Organizers
Prof. Dr. Merle Fairhurst (TU Dresden)
Merle is a cognitive neuroscientist with strong interdisciplinary ties that facilitate crosstalk with philosophers. She studies the interaction between sensory signals that allow us to make sense of the world around us and to successfully interact with others.
Her projects range from trying to understand what makes touch special to identifying factors that make interacting in a group different to interacting in pairs. As a classical singer, she is passionate about the special cases of sensory perception in music and art.
And, as a mother of five, she strongly believes in promoting women in academia.
Prof. Matthew McGinity (TU Dresden)
Matthew McGinity is a computer scientist working in the field of immersive media. Prior to joining the University of Würzburg, he worked at the ZKM, the European Space Agency and the iCinema Centre of Interactive Cinema Research at UNSW, Sydney. Since 2008 he has been a member of the Marseille-based artist collective LFKs, collaborating on a number of large-scale immersive artworks across the fields of theatre, cinema and virtual reality, music and live performance. His current research interests concern the perception of images, the perceptual foundations of immersive media and the aesthetics of immersion. In particular, he is interested in virtual reality as a means for experimental phenomenology, with which one might examine not just the nature of our everyday being in the world, but also ‘alien’ modes of being in the world.
Dr. Gijs Huisman (TU Delft)
Gijs Huisman is Assistant Professor of Embodied Interaction at the Faculty of Industrial Design Engineering at Delft University of Technology. His main research interest is in how our sense of touch plays a role in technology-mediated social interactions. His research involves studying social and affective qualities of haptic technologies, multi-sensory interactions, and technology mediated social communication from a 4E cognition perspective.

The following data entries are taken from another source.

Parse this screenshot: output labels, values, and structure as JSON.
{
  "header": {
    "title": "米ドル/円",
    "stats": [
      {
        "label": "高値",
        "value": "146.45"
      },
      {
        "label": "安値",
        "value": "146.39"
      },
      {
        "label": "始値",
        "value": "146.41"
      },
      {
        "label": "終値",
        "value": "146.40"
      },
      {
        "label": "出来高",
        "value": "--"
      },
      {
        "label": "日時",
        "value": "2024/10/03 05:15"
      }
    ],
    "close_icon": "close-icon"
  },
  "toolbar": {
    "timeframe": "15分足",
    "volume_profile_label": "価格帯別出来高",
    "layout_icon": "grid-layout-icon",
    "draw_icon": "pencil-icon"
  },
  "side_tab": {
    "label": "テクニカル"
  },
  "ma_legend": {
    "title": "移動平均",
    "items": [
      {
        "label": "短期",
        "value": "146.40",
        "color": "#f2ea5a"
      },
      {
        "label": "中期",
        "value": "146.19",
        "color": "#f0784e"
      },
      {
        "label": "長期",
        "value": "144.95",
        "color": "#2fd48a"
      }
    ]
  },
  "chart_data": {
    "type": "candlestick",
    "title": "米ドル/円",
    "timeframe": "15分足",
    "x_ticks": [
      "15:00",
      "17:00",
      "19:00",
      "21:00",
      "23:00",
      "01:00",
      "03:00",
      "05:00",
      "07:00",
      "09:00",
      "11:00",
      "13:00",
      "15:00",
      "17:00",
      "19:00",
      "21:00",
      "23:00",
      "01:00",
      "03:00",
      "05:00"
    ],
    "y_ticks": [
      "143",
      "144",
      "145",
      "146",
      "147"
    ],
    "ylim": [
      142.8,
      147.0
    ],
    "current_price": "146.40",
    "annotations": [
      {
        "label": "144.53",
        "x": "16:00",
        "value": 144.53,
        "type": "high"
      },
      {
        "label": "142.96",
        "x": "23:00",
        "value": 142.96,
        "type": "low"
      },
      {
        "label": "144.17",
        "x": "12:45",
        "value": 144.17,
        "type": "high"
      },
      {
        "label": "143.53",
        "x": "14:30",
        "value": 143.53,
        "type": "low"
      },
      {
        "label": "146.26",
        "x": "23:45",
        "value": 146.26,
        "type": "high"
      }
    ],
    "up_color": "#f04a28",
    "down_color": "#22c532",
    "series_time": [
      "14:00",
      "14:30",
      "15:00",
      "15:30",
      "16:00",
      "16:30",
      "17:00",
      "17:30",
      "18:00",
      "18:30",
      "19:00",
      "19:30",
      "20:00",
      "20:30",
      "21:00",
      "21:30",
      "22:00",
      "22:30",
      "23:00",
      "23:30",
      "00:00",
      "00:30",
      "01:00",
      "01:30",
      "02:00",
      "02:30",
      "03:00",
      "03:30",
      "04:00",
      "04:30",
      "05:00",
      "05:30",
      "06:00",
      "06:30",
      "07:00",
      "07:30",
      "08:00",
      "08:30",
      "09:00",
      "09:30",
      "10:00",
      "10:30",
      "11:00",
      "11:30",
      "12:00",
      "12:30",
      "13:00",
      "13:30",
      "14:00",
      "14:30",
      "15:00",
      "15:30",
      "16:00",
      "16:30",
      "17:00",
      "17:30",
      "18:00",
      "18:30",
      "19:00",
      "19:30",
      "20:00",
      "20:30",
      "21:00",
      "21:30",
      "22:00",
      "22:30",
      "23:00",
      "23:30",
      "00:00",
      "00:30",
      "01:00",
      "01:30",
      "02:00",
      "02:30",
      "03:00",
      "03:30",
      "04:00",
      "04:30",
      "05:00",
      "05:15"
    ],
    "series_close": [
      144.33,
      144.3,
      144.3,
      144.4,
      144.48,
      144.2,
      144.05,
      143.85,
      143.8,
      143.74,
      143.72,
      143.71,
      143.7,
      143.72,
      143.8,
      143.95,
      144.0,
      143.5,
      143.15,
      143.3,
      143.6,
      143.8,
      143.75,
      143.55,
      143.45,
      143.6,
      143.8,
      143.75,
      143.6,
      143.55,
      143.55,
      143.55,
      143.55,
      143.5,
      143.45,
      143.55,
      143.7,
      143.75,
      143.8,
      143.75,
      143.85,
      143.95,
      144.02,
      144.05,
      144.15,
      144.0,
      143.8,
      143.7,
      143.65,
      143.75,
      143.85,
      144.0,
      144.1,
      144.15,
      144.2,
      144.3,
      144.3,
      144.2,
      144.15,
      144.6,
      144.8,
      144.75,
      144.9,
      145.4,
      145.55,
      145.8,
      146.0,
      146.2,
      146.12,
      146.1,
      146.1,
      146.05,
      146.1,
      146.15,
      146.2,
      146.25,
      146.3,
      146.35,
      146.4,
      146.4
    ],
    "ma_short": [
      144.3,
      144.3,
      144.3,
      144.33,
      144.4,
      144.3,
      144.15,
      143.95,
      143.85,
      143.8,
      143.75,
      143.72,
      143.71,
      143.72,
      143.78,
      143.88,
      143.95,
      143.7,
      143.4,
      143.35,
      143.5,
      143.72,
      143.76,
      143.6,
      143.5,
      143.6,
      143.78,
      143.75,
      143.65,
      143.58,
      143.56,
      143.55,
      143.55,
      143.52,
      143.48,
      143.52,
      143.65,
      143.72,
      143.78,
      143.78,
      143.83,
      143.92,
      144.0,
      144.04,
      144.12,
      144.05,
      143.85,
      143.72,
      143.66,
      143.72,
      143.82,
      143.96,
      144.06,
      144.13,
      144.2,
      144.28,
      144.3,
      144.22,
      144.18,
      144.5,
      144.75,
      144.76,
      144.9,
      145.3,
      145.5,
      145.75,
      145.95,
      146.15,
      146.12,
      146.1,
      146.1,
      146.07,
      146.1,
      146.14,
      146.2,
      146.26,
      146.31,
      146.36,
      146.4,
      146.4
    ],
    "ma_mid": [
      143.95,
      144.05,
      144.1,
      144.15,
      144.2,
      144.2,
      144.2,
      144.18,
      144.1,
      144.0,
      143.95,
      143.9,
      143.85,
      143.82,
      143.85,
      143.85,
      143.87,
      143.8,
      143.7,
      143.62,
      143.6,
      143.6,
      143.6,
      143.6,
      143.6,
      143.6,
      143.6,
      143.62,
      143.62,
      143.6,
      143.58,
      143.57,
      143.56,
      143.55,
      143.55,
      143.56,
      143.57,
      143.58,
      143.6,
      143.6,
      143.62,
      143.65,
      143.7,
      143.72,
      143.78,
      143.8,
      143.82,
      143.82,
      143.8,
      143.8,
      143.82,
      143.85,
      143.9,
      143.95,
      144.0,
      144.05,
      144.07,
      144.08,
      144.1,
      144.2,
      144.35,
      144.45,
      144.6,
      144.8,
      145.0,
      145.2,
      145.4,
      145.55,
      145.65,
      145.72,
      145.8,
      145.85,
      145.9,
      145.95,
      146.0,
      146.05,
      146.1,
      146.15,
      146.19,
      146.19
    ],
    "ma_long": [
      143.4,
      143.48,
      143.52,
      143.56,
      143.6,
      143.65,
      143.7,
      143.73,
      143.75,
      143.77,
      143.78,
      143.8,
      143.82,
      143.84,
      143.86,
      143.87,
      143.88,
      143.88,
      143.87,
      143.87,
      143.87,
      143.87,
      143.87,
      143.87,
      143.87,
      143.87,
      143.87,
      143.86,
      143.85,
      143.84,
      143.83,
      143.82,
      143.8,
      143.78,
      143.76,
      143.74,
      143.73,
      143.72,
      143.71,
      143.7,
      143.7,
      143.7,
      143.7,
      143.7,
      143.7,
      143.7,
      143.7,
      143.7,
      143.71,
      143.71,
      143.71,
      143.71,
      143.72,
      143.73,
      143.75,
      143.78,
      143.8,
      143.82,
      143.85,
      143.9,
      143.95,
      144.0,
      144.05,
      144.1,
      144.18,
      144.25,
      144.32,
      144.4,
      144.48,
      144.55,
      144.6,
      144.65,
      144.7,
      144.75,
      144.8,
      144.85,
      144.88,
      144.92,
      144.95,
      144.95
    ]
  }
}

Dr. Camille Sallaberry (TU Dresden)
Camille is a social roboticist with a strong interest in the complexification of (social) interaction happening during human-robot and human-mediated communication. His research focuses on asymmetric access to social information in mediated communication, specifically applied to avatar robots as mediators and to the sense of touch. Camille also participated in a transdisciplinary project to design and develop innovative, co-created robotic solutions for which he promoted human-robot teaming and semi-autonomous capabilities as well as a further development of people’s robotics knowledge.
Yasemin Abra (TU Dresden)
Yasemin has a BSc in biology and an MSc in neuro-cognitive psychology from LMU Munich. Her acting experience has allowed her to implement practices in theatre to her research, where she used the Mirror Game exercise to investigate coordination dynamics as a function of expertise and interpersonal similarity. Encouraged by the creative collaboration of disciplines, she aims to position her research at the intersection of arts and science: art pursued with the rigor and discipline of a scientist, and science practiced with the openness to inspiration and the explorative spirit of an artist.